The forerunner of the Messiah
But no one in your family has that name (Luke 1, 61)
The time came for Elizabeth to have her child, and she gave birth to a son; and when her neighbours and relations heard that the Lord had shown her so great a kindness, they shared her joy. Now on the eighth day they came to circumcise the child; they were going to call him Zechariah after his father, but his mother spoke up. ‘No,’ she said ‘he is to be called John.’ They said to her, ‘But no one in your family has that name’, and made signs to his father to find out what he wanted him called. The father asked for a writing-tablet and wrote, ‘His name is John.’ And they were all astonished. At that instant his power of speech returned and he spoke and praised God. All their neighbours were filled with awe and the whole affair was talked about throughout the hill country of Judaea. All those who heard of it treasured it in their hearts. ‘What will this child turn out to be?’ they wondered. And indeed the hand of the Lord was with him. Meanwhile the child grew up and his spirit matured. And he lived out in the wilderness until the day he appeared openly to Israel. (Luke 1, 57-66.80)

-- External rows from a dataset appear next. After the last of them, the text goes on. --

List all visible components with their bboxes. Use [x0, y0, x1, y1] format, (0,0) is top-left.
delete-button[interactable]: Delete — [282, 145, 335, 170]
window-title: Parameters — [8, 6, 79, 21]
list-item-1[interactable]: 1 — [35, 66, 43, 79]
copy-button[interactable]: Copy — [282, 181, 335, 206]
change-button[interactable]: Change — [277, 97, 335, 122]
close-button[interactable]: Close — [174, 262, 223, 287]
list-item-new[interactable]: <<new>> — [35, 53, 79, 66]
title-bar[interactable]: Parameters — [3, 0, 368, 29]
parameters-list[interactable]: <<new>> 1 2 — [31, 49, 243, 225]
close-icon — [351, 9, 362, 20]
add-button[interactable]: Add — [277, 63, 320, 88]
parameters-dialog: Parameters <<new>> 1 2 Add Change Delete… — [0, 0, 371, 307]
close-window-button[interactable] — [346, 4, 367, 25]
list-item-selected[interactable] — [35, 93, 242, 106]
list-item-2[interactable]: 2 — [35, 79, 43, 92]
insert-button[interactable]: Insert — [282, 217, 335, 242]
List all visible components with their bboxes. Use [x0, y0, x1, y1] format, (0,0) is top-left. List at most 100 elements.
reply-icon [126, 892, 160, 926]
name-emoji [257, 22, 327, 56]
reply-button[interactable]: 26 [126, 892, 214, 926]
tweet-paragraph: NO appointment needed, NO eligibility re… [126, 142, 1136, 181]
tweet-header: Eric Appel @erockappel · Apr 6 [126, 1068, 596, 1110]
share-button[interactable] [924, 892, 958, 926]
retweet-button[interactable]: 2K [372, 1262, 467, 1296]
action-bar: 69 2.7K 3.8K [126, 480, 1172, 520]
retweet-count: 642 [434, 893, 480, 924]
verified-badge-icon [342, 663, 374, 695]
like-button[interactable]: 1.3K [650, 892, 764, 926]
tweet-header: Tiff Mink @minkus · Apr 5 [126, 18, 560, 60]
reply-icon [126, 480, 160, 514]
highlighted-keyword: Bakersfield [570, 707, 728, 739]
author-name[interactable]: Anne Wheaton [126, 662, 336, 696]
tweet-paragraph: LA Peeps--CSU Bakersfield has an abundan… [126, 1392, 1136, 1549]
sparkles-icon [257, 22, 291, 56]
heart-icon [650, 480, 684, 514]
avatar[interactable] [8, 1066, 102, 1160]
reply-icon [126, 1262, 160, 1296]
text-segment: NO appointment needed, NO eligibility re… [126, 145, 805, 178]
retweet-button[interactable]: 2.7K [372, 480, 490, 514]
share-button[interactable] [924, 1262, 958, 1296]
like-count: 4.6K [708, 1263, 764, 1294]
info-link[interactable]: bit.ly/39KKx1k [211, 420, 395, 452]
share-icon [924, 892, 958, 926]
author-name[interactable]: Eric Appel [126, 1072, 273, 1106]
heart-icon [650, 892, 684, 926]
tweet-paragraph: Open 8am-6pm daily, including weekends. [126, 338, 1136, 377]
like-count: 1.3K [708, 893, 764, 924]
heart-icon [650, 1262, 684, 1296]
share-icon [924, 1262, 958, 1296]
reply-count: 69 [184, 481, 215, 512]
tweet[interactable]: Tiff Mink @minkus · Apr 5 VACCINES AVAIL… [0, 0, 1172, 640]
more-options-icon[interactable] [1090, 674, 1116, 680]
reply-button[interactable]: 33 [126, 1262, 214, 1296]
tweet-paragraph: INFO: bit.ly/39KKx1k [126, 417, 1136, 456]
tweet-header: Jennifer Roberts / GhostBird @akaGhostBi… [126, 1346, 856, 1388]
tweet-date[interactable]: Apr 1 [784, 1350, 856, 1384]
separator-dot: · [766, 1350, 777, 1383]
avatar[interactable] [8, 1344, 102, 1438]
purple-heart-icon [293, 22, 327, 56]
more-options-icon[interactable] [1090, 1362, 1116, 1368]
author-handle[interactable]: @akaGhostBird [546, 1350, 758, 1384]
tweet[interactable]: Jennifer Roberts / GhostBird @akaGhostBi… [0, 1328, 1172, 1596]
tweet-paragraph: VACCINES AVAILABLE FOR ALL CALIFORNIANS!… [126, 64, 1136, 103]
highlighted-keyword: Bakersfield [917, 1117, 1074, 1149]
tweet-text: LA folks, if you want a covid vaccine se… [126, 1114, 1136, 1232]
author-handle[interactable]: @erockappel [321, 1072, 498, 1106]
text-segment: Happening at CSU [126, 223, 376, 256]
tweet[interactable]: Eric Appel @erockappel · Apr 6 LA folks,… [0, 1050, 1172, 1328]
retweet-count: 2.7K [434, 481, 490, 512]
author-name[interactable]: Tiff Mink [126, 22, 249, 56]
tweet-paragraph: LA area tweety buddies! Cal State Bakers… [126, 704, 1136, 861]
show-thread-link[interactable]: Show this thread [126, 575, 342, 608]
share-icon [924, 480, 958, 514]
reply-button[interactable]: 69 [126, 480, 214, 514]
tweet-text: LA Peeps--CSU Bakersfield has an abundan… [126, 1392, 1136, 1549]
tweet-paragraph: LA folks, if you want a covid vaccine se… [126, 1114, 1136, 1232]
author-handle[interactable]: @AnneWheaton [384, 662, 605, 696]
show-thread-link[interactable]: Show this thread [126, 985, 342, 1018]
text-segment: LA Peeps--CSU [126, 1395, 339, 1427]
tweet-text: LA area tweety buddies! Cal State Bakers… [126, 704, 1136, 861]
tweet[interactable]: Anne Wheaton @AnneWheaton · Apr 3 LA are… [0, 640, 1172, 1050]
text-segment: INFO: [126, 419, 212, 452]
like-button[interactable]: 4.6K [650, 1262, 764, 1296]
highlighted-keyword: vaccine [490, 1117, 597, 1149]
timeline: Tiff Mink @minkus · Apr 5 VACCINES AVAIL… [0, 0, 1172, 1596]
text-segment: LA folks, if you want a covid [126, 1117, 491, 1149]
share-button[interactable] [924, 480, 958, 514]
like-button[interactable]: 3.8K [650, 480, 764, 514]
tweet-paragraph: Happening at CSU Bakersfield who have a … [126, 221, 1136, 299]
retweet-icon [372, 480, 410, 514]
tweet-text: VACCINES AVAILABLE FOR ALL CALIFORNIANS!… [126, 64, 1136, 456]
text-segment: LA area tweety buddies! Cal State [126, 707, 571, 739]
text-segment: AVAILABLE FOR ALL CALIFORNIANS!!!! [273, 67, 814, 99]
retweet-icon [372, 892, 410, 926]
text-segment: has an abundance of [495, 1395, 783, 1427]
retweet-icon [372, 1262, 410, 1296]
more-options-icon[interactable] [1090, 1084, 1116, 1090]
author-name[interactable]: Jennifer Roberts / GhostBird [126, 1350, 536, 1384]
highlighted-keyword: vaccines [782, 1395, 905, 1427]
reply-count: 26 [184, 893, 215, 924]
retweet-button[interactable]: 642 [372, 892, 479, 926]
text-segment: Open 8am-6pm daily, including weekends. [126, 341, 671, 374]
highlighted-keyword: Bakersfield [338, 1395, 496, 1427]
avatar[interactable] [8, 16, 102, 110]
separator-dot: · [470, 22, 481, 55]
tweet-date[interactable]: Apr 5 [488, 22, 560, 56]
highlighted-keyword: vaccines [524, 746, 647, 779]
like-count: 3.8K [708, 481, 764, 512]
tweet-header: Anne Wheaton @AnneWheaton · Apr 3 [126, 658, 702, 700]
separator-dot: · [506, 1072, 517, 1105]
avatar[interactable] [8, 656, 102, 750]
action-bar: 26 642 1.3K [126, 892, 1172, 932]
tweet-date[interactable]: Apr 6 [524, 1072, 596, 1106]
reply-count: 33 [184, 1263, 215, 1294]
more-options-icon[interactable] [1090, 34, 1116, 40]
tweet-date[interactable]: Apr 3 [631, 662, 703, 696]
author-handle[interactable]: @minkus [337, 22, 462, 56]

John the Baptist will be the forerunner of the Messiah. In this way, he fulfils Elijah's prophetic role of converting and preparing hearts for the day of the Lord. Jesus will later confirm this interpretation by saying that John is the realisation of the return of the prophet Elijah who it was thought would return to earth to announce the coming of the Messiah the people were waiting for. How much do you trust what Jesus says in the Gospel? Does God's Word make you feel involved or do you feel it is not addressed to you personally?